Et ayrıca demir, B1 vitamini ve niasin içerir.
İnsanların Omnivor Diş Setleri Var
İnek, keçi ve koyun gibi otçul hayvanların dişlerini incelerseniz, hepsinde çarpıcı bir şekilde benzer bir şey görürsünüz.
Tüm bu hayvanların bir dizi düz dişi vardır, yani otçul bir diyet için uygundur. Aslan, kaplan ya da leopar gibi etobur hayvanların dişlerini incelerseniz, hepsinin sivri dişlere sahip olduğunu, yani etobur beslenmeye uygun olduklarını görürsünüz.
İnsanların diş setini analiz ederseniz, düz dişlerin yanı sıra sivri dişlere de sahip olduklarını görürsünüz. Dolayısıyla, hem otçul hem de etçil yiyecekler için uygun dişlere sahiptirler, yani omnivordurlar.
Yüce Tanrı insanların sadece sebze yemesini istediyse, neden bize sivri dişler de verdi diye sorulabilir. Hem vejetaryen hem de vejetaryen olmayan yiyeceklere ihtiyaç duymamızı ve bunlara sahip olmamızı beklemesi mantıklıdır.

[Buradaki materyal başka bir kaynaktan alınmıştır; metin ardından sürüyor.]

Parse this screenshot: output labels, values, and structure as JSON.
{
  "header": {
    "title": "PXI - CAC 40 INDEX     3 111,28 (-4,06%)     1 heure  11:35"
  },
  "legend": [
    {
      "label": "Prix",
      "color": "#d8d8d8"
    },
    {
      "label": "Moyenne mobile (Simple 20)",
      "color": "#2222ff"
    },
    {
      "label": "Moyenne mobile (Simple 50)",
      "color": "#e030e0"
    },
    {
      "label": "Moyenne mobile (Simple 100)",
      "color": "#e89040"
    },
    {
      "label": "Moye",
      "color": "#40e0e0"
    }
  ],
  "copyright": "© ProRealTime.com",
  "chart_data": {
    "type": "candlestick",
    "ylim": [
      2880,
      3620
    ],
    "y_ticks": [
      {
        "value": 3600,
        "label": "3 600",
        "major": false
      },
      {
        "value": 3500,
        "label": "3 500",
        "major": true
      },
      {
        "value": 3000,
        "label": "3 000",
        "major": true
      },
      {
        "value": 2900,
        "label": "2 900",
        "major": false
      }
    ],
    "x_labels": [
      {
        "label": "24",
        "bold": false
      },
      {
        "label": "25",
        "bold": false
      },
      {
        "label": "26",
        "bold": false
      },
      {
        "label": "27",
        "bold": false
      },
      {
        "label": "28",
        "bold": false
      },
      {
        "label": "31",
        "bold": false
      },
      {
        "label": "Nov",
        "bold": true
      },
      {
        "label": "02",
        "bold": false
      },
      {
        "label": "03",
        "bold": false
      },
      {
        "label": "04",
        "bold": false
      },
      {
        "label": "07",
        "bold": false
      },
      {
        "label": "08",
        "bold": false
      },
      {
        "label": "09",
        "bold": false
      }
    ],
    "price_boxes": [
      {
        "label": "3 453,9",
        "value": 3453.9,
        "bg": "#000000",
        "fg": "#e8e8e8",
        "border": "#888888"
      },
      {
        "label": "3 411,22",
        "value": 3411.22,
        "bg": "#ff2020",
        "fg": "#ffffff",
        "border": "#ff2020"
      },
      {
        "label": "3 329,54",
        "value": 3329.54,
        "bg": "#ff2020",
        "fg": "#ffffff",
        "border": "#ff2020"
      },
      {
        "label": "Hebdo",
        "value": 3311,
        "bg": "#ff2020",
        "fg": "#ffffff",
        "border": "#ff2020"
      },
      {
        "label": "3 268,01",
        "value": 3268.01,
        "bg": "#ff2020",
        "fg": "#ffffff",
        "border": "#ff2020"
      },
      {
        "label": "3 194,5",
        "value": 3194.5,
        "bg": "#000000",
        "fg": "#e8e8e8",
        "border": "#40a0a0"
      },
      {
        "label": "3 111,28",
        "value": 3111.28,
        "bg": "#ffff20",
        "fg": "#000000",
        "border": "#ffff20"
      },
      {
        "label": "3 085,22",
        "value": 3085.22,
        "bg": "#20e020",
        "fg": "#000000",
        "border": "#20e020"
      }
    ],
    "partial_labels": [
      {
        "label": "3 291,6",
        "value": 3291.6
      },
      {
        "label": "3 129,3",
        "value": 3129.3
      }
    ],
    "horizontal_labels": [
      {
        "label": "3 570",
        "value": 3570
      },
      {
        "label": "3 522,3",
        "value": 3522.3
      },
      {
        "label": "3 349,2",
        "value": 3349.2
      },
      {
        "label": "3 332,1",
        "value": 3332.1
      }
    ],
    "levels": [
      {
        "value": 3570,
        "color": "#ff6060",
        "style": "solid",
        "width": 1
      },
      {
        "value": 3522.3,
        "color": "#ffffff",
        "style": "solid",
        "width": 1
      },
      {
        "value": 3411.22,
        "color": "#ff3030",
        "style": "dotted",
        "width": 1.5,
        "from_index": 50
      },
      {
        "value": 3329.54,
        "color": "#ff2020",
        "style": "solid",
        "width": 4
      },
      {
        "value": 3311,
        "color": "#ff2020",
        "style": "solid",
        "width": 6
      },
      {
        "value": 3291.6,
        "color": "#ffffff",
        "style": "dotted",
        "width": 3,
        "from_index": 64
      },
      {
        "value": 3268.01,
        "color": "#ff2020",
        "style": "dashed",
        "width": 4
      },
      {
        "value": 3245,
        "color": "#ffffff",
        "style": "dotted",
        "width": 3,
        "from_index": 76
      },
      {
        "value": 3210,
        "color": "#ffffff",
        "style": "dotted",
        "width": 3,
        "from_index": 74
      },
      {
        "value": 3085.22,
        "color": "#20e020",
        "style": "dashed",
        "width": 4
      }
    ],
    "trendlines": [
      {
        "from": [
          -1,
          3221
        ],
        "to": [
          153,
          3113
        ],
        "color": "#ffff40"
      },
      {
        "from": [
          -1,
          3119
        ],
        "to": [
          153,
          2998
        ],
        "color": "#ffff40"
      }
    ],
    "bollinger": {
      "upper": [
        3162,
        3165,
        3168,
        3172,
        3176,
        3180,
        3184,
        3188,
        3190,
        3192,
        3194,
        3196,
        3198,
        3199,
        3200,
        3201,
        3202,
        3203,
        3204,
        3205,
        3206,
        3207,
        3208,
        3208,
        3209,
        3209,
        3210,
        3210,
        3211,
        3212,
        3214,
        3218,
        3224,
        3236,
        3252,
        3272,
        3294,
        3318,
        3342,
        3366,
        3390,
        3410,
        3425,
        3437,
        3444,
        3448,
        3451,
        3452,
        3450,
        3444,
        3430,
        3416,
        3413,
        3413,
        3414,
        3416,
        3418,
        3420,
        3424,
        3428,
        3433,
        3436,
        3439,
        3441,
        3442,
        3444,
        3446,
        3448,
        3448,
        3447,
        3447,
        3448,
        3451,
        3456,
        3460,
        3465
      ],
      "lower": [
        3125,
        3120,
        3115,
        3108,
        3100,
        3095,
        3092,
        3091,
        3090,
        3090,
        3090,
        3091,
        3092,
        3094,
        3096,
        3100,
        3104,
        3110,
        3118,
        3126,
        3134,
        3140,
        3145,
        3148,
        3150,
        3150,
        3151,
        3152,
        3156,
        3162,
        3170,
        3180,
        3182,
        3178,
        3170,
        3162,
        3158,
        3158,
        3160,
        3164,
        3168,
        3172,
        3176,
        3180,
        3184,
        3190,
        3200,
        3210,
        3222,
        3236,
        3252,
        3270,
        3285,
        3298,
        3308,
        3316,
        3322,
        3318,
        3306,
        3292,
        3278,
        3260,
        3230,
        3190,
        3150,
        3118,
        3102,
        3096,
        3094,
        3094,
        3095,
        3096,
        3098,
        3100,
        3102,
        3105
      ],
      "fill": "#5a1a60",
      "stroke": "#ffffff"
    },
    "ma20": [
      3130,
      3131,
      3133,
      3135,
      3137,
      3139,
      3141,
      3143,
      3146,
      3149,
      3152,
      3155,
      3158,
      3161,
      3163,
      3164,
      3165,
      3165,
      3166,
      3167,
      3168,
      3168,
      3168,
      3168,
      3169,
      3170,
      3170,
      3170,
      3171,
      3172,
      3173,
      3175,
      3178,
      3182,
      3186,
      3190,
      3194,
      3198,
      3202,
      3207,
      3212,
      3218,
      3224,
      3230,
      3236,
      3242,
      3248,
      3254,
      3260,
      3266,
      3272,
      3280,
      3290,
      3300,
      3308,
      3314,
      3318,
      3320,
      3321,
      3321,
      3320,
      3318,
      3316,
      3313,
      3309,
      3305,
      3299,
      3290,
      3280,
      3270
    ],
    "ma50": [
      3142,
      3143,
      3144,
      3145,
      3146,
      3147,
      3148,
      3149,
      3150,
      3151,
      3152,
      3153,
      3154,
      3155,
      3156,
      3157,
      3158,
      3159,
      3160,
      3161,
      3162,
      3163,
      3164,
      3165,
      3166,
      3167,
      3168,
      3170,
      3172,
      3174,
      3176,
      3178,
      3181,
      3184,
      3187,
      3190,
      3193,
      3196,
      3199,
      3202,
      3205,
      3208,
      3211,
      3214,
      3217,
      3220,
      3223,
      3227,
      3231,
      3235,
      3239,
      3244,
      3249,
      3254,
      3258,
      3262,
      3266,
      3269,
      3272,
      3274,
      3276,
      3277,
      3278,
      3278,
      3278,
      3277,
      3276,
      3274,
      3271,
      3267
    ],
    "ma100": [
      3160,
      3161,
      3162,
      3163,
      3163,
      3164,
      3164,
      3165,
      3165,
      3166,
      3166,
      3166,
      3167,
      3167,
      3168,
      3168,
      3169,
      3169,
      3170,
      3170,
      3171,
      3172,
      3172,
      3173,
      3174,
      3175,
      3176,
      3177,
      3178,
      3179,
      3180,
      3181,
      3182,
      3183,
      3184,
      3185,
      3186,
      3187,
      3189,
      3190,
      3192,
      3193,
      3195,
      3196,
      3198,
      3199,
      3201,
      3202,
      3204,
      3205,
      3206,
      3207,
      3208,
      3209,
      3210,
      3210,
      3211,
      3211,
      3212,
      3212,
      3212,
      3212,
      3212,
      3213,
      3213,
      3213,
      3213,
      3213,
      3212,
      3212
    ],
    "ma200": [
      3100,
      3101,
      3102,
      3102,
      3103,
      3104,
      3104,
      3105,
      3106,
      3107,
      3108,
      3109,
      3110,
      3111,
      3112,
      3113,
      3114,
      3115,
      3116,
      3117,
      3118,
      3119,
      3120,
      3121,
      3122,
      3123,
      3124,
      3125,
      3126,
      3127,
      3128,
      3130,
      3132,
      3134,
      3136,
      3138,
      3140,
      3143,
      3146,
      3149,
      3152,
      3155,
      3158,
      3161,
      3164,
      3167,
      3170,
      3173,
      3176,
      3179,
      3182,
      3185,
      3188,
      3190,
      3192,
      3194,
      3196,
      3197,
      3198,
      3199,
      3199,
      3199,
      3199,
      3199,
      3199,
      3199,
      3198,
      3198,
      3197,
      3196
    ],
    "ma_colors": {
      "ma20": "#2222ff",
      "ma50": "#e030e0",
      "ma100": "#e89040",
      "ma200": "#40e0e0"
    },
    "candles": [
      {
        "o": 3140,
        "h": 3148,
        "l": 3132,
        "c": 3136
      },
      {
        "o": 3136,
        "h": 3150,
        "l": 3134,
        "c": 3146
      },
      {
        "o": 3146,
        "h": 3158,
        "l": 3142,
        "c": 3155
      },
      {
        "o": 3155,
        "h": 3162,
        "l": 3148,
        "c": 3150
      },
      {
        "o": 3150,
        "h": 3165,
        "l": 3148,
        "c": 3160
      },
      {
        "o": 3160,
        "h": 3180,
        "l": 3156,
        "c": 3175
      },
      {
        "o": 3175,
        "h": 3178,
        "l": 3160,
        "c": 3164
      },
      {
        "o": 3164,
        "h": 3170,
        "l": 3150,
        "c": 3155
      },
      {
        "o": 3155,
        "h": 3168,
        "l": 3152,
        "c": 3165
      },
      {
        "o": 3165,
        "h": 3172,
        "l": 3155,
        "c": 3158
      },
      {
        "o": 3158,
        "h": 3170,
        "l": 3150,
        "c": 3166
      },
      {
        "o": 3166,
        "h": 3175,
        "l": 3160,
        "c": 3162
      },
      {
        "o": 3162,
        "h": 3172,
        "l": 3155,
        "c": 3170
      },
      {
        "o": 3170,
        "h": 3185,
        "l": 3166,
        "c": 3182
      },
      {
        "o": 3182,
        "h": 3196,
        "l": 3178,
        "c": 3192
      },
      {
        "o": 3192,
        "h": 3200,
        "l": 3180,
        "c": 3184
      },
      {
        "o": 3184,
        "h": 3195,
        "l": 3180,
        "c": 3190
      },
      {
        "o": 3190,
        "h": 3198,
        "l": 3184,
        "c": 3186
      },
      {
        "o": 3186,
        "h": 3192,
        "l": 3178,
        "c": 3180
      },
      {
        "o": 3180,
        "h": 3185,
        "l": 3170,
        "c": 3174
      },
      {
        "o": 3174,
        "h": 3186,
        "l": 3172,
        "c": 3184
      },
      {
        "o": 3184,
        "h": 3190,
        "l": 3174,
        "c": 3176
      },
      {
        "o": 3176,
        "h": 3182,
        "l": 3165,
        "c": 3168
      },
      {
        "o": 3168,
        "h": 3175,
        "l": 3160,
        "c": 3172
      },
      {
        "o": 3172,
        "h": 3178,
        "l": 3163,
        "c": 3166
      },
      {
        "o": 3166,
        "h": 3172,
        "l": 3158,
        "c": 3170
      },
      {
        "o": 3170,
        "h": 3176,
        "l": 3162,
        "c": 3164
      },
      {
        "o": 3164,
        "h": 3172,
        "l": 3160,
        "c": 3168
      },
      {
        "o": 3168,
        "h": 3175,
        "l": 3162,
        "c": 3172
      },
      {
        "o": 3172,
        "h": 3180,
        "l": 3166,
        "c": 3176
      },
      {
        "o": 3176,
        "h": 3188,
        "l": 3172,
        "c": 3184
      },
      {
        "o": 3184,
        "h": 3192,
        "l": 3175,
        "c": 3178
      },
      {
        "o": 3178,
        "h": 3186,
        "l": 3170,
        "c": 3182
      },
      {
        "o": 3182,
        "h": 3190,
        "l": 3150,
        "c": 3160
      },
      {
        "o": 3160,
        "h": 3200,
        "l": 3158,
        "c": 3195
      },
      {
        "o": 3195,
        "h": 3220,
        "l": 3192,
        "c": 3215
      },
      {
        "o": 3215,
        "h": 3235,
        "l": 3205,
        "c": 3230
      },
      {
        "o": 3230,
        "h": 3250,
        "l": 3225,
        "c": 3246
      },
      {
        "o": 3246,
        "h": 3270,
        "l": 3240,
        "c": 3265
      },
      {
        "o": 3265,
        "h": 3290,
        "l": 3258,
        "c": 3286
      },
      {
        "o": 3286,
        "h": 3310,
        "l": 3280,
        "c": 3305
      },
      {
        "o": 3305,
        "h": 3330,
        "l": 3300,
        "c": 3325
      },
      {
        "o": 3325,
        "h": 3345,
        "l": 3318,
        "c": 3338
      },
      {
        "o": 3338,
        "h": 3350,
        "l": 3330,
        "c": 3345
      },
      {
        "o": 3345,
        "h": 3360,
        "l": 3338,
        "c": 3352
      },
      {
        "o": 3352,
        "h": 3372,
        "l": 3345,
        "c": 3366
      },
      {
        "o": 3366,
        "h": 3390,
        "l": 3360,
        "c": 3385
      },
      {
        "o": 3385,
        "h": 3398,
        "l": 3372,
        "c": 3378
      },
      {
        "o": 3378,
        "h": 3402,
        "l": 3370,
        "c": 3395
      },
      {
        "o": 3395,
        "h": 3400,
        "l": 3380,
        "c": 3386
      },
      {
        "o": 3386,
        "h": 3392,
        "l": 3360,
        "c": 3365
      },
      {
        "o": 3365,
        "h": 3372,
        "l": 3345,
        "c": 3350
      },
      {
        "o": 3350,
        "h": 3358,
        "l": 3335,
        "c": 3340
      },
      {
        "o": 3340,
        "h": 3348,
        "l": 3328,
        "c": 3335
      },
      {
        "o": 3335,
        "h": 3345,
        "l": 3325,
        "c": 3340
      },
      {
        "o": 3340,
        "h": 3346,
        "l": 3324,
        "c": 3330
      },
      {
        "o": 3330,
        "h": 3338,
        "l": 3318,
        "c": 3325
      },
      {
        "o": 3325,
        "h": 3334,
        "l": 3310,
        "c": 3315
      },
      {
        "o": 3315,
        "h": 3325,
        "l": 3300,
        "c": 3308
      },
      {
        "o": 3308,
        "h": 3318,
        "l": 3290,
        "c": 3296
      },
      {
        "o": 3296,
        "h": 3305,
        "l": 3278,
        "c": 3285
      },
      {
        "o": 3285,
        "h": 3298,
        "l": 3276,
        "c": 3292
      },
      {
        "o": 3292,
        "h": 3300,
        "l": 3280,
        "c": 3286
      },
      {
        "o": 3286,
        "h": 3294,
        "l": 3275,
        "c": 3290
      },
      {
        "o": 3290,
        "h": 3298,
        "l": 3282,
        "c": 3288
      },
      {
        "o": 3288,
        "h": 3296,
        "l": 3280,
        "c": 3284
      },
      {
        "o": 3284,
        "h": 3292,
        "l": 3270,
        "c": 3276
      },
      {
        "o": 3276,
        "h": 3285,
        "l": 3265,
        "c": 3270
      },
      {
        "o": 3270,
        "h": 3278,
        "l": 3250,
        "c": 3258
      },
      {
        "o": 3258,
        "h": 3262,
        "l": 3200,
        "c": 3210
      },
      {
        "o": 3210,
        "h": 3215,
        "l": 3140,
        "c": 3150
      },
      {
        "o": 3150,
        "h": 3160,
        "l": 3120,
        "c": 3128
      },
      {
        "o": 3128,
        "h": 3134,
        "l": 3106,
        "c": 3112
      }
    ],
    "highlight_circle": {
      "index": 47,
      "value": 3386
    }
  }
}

İnsanlar Hem Vejetaryen Hem de Vejetaryen Olmayan Yiyecekleri Sindirebilir
Otçul hayvanların sindirim sistemi sadece sebzeleri sindirebilir. Etobur hayvanların sindirim sistemi sadece eti sindirebilir.
Ancak insanların sindirim sistemi hem vejetaryen hem de vejetaryen olmayan yiyecekleri sindirebilir.
Eğer Yüce Tanrı sadece sebze yememizi istediyse, o zaman neden bize hem vejetaryen hem de vejetaryen olmayan yiyecekleri sindirebilen bir sindirim sistemi verdi?
Hindu Kutsal Yazıları Vejetaryen Olmayan Yiyeceklere İzin Veriyor
a. Katı bir şekilde vejetaryen olan pek çok Hindu vardır. Vejetaryen olmayan yiyecekleri tüketmenin dinlerine aykırı olduğunu düşünürler. Ancak gerçek şu ki, Hindu kutsal metinleri bir kişinin et yemesine izin verir. Kutsal metinlerde Hindu bilgelerin ve azizlerin vejetaryen olmayan yiyecekler tükettiğinden bahsedilmektedir.
b. Hinduların kanun kitabı olan Manu Smruti'de 5. bölüm, 30. ayette bahsedilmektedir:
"Yenilecek olanların etini yiyen, bunu her gün yapsa bile kötü bir şey yapmaz, çünkü Tanrı bazılarını yenmek, bazılarını da yemek için yaratmıştır."
c. Yine, Manu Smruti'nin bir sonraki ayeti, bölüm 5, ayet 31 şöyle der:
"Kurban için et yemek doğrudur; bu geleneksel olarak tanrıların bir kuralı olarak bilinir."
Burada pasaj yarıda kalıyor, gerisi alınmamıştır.